Sportsmanship is like a layer of cream on the top of a cake, which makes the game all the more beautiful. Sportsmanship for some people is more than a medal and more than a shiny trophy. A very few follow the code where Honor is more than a metal. It’s not about whether you win or lose, it’s about how you play the game. But the question is, can we save the dying spirit of Sportsmanship?

In today’s world, the agenda  is to ‘Win at any cost’, with sportsmanship being given little or no importance at all. But even today, there are men who respect their opponents and keep the image of Sportsmanship alive. It is rare, but not extinct yet.

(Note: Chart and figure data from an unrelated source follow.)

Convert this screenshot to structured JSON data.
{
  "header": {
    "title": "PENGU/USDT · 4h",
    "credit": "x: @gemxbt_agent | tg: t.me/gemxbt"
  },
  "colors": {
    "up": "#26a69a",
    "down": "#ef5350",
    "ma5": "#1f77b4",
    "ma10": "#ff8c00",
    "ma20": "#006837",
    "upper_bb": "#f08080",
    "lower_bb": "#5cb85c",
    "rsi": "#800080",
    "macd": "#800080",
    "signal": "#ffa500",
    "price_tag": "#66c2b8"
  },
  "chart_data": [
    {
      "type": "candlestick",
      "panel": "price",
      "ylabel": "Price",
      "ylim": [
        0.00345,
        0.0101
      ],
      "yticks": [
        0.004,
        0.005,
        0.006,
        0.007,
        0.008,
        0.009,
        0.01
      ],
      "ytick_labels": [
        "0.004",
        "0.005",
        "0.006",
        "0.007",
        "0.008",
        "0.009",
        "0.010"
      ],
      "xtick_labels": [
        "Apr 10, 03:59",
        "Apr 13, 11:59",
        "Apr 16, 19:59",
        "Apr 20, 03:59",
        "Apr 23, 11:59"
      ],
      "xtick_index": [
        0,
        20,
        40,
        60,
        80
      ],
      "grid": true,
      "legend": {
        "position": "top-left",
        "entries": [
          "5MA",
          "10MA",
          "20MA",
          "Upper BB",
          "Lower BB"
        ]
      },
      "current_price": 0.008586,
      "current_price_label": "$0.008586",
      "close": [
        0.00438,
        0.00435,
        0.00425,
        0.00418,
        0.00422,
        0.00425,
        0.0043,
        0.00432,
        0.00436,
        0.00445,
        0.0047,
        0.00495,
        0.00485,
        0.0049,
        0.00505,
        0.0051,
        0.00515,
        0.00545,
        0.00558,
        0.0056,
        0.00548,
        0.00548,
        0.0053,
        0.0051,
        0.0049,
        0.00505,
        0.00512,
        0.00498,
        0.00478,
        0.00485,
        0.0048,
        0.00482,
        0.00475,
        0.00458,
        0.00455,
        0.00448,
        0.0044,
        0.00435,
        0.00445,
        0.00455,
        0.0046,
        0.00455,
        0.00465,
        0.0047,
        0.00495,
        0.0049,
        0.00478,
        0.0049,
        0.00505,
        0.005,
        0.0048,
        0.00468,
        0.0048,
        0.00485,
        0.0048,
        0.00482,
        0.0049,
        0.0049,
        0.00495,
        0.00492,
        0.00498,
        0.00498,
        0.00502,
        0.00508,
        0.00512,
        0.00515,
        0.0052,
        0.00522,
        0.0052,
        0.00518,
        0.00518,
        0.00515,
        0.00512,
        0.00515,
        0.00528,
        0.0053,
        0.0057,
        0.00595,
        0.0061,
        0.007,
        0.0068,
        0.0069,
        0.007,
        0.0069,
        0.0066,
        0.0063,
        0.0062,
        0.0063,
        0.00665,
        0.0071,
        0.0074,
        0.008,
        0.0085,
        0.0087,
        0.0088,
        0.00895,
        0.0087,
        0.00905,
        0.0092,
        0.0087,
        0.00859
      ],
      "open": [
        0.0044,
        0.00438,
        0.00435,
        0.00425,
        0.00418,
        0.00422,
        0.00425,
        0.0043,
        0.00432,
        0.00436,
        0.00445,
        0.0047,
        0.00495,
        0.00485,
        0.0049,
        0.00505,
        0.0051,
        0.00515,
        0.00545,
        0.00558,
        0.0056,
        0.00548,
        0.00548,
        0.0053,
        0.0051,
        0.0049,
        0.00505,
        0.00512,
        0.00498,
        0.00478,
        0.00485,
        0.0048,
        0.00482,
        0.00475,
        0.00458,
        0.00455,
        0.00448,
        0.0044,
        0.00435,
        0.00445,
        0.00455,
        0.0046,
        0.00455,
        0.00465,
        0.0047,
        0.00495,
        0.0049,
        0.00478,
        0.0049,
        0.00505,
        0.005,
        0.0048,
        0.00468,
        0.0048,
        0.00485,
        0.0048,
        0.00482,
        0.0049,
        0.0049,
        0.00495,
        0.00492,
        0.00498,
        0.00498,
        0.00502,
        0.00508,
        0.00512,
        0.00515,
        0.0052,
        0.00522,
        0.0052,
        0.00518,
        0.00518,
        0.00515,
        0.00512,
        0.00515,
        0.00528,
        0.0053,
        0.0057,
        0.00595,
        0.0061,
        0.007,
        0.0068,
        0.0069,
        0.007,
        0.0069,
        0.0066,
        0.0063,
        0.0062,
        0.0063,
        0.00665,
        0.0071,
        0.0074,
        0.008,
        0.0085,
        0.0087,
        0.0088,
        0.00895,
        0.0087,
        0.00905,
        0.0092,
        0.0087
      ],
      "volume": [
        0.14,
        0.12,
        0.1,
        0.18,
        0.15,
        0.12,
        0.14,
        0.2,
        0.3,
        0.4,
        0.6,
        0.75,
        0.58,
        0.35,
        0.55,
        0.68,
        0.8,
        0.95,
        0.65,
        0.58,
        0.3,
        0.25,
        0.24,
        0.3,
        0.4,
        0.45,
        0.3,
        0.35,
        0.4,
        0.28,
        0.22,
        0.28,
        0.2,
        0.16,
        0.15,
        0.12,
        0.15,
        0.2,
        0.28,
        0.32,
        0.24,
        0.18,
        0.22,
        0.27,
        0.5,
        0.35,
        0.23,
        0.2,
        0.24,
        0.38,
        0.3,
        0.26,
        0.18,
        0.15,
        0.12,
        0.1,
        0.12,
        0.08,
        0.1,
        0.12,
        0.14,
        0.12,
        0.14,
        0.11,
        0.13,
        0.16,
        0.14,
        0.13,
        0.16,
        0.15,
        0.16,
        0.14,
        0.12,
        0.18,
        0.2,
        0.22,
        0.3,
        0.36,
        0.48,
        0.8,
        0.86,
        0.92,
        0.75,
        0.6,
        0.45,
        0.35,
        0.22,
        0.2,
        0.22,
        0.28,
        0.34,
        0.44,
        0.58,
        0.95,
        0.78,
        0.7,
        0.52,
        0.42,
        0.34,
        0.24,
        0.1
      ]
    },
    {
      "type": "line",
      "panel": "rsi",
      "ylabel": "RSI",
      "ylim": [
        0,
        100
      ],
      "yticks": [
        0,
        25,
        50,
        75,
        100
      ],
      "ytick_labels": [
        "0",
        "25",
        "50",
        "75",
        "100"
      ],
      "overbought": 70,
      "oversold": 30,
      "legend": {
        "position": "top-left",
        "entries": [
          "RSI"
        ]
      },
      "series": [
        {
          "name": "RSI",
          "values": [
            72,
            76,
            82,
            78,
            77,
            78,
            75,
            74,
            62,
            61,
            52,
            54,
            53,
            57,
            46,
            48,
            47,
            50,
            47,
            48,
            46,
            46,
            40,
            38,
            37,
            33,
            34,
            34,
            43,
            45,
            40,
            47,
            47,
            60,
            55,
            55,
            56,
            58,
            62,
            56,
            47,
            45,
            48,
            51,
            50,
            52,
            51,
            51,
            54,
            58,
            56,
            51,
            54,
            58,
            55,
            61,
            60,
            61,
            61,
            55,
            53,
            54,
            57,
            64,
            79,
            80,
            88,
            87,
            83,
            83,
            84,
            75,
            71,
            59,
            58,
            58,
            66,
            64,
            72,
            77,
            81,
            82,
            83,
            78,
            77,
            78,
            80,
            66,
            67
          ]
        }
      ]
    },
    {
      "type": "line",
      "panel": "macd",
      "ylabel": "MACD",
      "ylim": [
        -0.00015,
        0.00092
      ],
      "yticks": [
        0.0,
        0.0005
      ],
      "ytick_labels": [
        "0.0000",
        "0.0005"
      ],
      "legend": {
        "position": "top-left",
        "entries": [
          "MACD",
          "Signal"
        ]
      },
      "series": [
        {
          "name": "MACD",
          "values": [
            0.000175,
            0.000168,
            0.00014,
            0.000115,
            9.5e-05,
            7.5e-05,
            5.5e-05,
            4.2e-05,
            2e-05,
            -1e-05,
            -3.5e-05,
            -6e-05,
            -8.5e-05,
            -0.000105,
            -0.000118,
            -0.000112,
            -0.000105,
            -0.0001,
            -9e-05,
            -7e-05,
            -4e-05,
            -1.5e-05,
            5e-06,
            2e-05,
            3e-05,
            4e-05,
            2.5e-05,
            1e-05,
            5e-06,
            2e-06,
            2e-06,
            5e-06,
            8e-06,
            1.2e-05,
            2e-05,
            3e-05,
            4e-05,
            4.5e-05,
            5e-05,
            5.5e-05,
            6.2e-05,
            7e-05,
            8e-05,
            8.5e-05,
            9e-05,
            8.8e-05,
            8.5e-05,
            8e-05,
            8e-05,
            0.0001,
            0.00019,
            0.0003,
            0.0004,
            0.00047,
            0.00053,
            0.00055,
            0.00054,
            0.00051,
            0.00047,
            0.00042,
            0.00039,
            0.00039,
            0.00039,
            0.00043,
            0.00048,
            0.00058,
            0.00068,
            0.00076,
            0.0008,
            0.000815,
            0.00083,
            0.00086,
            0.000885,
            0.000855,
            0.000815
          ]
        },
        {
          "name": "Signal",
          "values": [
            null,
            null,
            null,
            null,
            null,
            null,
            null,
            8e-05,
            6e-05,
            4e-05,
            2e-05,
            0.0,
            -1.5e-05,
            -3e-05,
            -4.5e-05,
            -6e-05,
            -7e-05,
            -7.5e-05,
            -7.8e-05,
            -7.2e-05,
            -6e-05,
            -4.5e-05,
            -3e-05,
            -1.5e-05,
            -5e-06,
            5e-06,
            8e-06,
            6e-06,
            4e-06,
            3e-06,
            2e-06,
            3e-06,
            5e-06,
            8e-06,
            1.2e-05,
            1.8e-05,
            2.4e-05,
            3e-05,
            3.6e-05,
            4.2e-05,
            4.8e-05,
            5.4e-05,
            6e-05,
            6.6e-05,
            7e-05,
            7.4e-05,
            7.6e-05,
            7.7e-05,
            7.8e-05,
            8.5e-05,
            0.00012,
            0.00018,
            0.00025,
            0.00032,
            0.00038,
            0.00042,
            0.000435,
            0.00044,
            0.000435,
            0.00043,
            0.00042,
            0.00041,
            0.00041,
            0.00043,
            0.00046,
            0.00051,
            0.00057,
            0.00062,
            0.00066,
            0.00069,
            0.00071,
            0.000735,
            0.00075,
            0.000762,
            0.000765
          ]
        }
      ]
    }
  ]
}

Robbie Fowler: Denies the penalty

In 1997 in a Premier League match between Arsenal and Liverpool, the match Referee awarded a spot kick to Liverpool for a foul on Robbie Fowler, by the Arsenal goalkeeper David Seaman inside the penalty box. Fowler tried to convince the referee that there was no contact between him and David, but the referee did not agree to reverse his decision. Left with no option, Fowler stepped up to take the penalty and  tamely hit a shot straight into the hands of Seaman. His act of sportsmanship earned him a Uefa Fair Play award.

In 1987 during the second test match between India and Pakistan, Kris Srikanth was called LBW by what looked like a wrong decision from the umpire. Pakistan’s captain, Imran Khan called back Srikanth to bat, while the latter made his way back to the pavilion cursing. Kris was however caught behind, the very next delivery by Waqar Younis. Imran set the bar for the future India and Pakistan matches by his act of sportsmanship. Sadly the Pakistan fans from across the border, did not learn this lesson from their captain on good sportsmanship that day, they still use this issue to berate the Indian fans on forums and blogs across the internet.

Rohan Bopanna and Aisam-Ul-Haq-Qureshi

It was the final of US Open, men doubles. Rohan Bopanna and Aisam-Ul-Haq-Qureshi were playing together for the first time in a tournament, but more importantly, they played for peace, in other words. They said, “If we can be friends, so can our countries”.  They added saying, “we are trying to give a message of peace to people of India and Pakistan.It is the beauty of the sport that’s above culture, politics and religion.”  Pakistan player Qureshi said, “It feels very good to see the Indian fans taking autographs from me and Pakistani fans taking Rohan’s autographs. Rohan always points out that even if we change the minds of 3% or 4% of people, it’s worth it. And if we two can be friends together, then why can’t other Indians and Pakistanis be friends?”

This shows how a sport can bring people together when two individuals set their countries differences aside and joined hands.

Nigel Manson and Ayrton Senna are fierce competitors with 69 race victories between them. They fought for the FIA drivers championship particularly in 91&92 that saw the title change hands between the two. In 1992 when Senna’s car stalled on the final lap of the British GP, Manson pulled over his car to help his stranded rival. This happens to be one of Formula one’s most Iconic moment in the sport, when Manson  allowed Senna to ride on the Williams side-pod, back to the pits. Surprisingly Senna was awarded with a 4th place finish for just crossing the finish line, without his race car.

On 19 April 1989 (the Wednesday after the Hillsborough disaster), a European Cup semi final between AC Milan and Real Madrid was underway. The referee blew his whistle  after 6 minutes to stop the play and hold a minutes silence for those who tragically lost their lives at Hillsborough . After a few seconds of silence, the A.C. Milan fans broke into a chorus singing Liverpool’s anthem “You’ll Never Walk Alone”. It was very warm gesture which deserves a salute from one and all.

These are some of the examples showing that Sportsmanship is alive, rare, but still alive.